От проницательного Джиласа не укрылись не только достоинства, но и недостатки Хрущева. «Он постоянно учится, — замечал он, — старается почерпнуть новые знания и навыки во всех областях, с которыми сталкивают его разнообразные обязанности руководителя». Однако «редкие познания сочетаются в нем со столь же редкостным невежеством в самых элементарных вещах». Джиласа поражали не только «замечательная память Хрущева, его живая и энергичная речь», но и его обжорство (если «Сталин производил впечатление гурмана», замечает он, то Хрущев «просто сметал со стола все, что перед ним ставили»); а пил он, на взгляд Джиласа, «даже больше» Сталина.
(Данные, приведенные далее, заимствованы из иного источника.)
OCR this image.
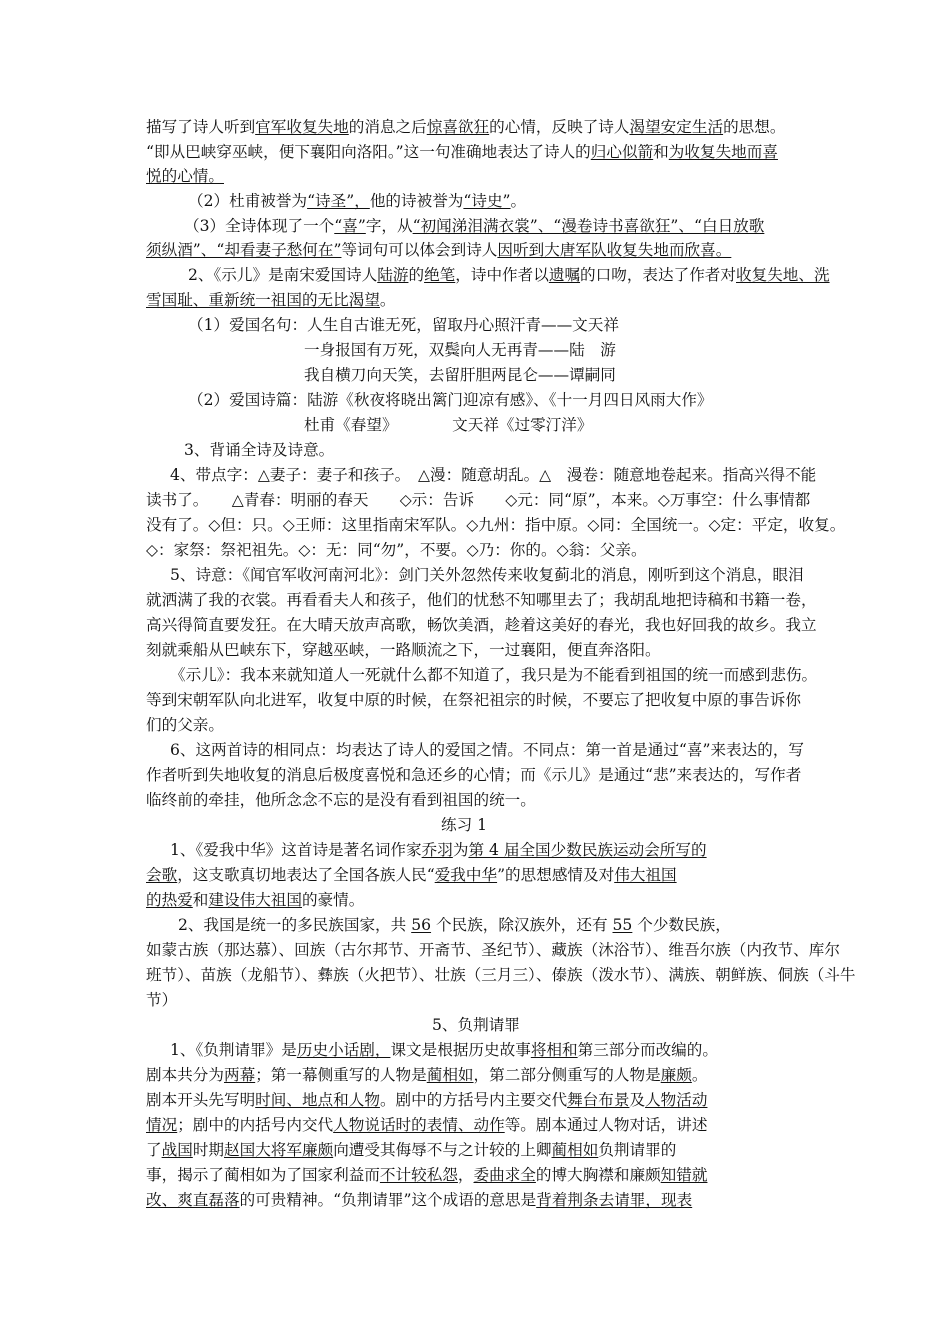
描写了诗人听到官军收复失地的消息之后惊喜欲狂的心情，反映了诗人渴望安定生活的思想。
“即从巴峡穿巫峡，便下襄阳向洛阳。”这一句准确地表达了诗人的归心似箭和为收复失地而喜
悦的心情。
（2）杜甫被誉为“诗圣”，他的诗被誉为“诗史”。
（3）全诗体现了一个“喜”字，从“初闻涕泪满衣裳”、“漫卷诗书喜欲狂”、“白日放歌
须纵酒”、“却看妻子愁何在”等词句可以体会到诗人因听到大唐军队收复失地而欣喜。
2、《示儿》是南宋爱国诗人陆游的绝笔，诗中作者以遗嘱的口吻，表达了作者对收复失地、洗
雪国耻、重新统一祖国的无比渴望。
（1）爱国名句：人生自古谁无死，留取丹心照汗青——文天祥
一身报国有万死，双鬓向人无再青——陆　游
我自横刀向天笑，去留肝胆两昆仑——谭嗣同
（2）爱国诗篇：陆游《秋夜将晓出篱门迎凉有感》、《十一月四日风雨大作》
杜甫《春望》　　　　文天祥《过零汀洋》
3、背诵全诗及诗意。
4、带点字：△妻子：妻子和孩子。　△漫：随意胡乱。△　漫卷：随意地卷起来。指高兴得不能
读书了。　　△青春：明丽的春天　　◇示：告诉　　◇元：同“原”，本来。◇万事空：什么事情都
没有了。◇但：只。◇王师：这里指南宋军队。◇九州：指中原。◇同：全国统一。◇定：平定，收复。
◇：家祭：祭祀祖先。◇：无：同“勿”，不要。◇乃：你的。◇翁：父亲。
5、诗意：《闻官军收河南河北》：剑门关外忽然传来收复蓟北的消息，刚听到这个消息，眼泪
就洒满了我的衣裳。再看看夫人和孩子，他们的忧愁不知哪里去了；我胡乱地把诗稿和书籍一卷，
高兴得简直要发狂。在大晴天放声高歌，畅饮美酒，趁着这美好的春光，我也好回我的故乡。我立
刻就乘船从巴峡东下，穿越巫峡，一路顺流之下，一过襄阳，便直奔洛阳。
《示儿》：我本来就知道人一死就什么都不知道了，我只是为不能看到祖国的统一而感到悲伤。
等到宋朝军队向北进军，收复中原的时候，在祭祀祖宗的时候，不要忘了把收复中原的事告诉你
们的父亲。
6、这两首诗的相同点：均表达了诗人的爱国之情。不同点：第一首是通过“喜”来表达的，写
作者听到失地收复的消息后极度喜悦和急还乡的心情；而《示儿》是通过“悲”来表达的，写作者
临终前的牵挂，他所念念不忘的是没有看到祖国的统一。
练习 1
1、《爱我中华》这首诗是著名词作家乔羽为第 4 届全国少数民族运动会所写的
会歌，这支歌真切地表达了全国各族人民“爱我中华”的思想感情及对伟大祖国
的热爱和建设伟大祖国的豪情。
2、我国是统一的多民族国家，共 56 个民族，除汉族外，还有 55 个少数民族，
如蒙古族（那达慕）、回族（古尔邦节、开斋节、圣纪节）、藏族（沐浴节）、维吾尔族（内孜节、库尔
班节）、苗族（龙船节）、彝族（火把节）、壮族（三月三）、傣族（泼水节）、满族、朝鲜族、侗族（斗牛
节）
5、负荆请罪
1、《负荆请罪》是历史小话剧，课文是根据历史故事将相和第三部分而改编的。
剧本共分为两幕；第一幕侧重写的人物是蔺相如，第二部分侧重写的人物是廉颇。
剧本开头先写明时间、地点和人物。剧中的方括号内主要交代舞台布景及人物活动
情况；剧中的内括号内交代人物说话时的表情、动作等。剧本通过人物对话，讲述
了战国时期赵国大将军廉颇向遭受其侮辱不与之计较的上卿蔺相如负荆请罪的
事，揭示了蔺相如为了国家利益而不计较私怨，委曲求全的博大胸襟和廉颇知错就
改、爽直磊落的可贵精神。“负荆请罪”这个成语的意思是背着荆条去请罪，现表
У Джиласа сложилось впечатление, будто Хрущев «менее других коммунистов-недоучек и самоучек страдает от чувства собственной неполноценности» и не чувствует необходимости «скрывать невежество и другие личные слабости за блестящим фасадом общих слов и пустых разглагольствований». Однако укрыться за «блестящим фасадом» Хрущев, пожалуй, не смог бы при всем желании. Он избрал другую тактику — не прятал недостатки, а старался уравновесить и обезвредить их неиссякаемой энергией, обаянием, а также заявлениями о своих особых отношениях со Сталиным. «Всякий раз, заговаривая о Сталине, — пишет Джилас, — он старался подчеркнуть свою близость к нему»35.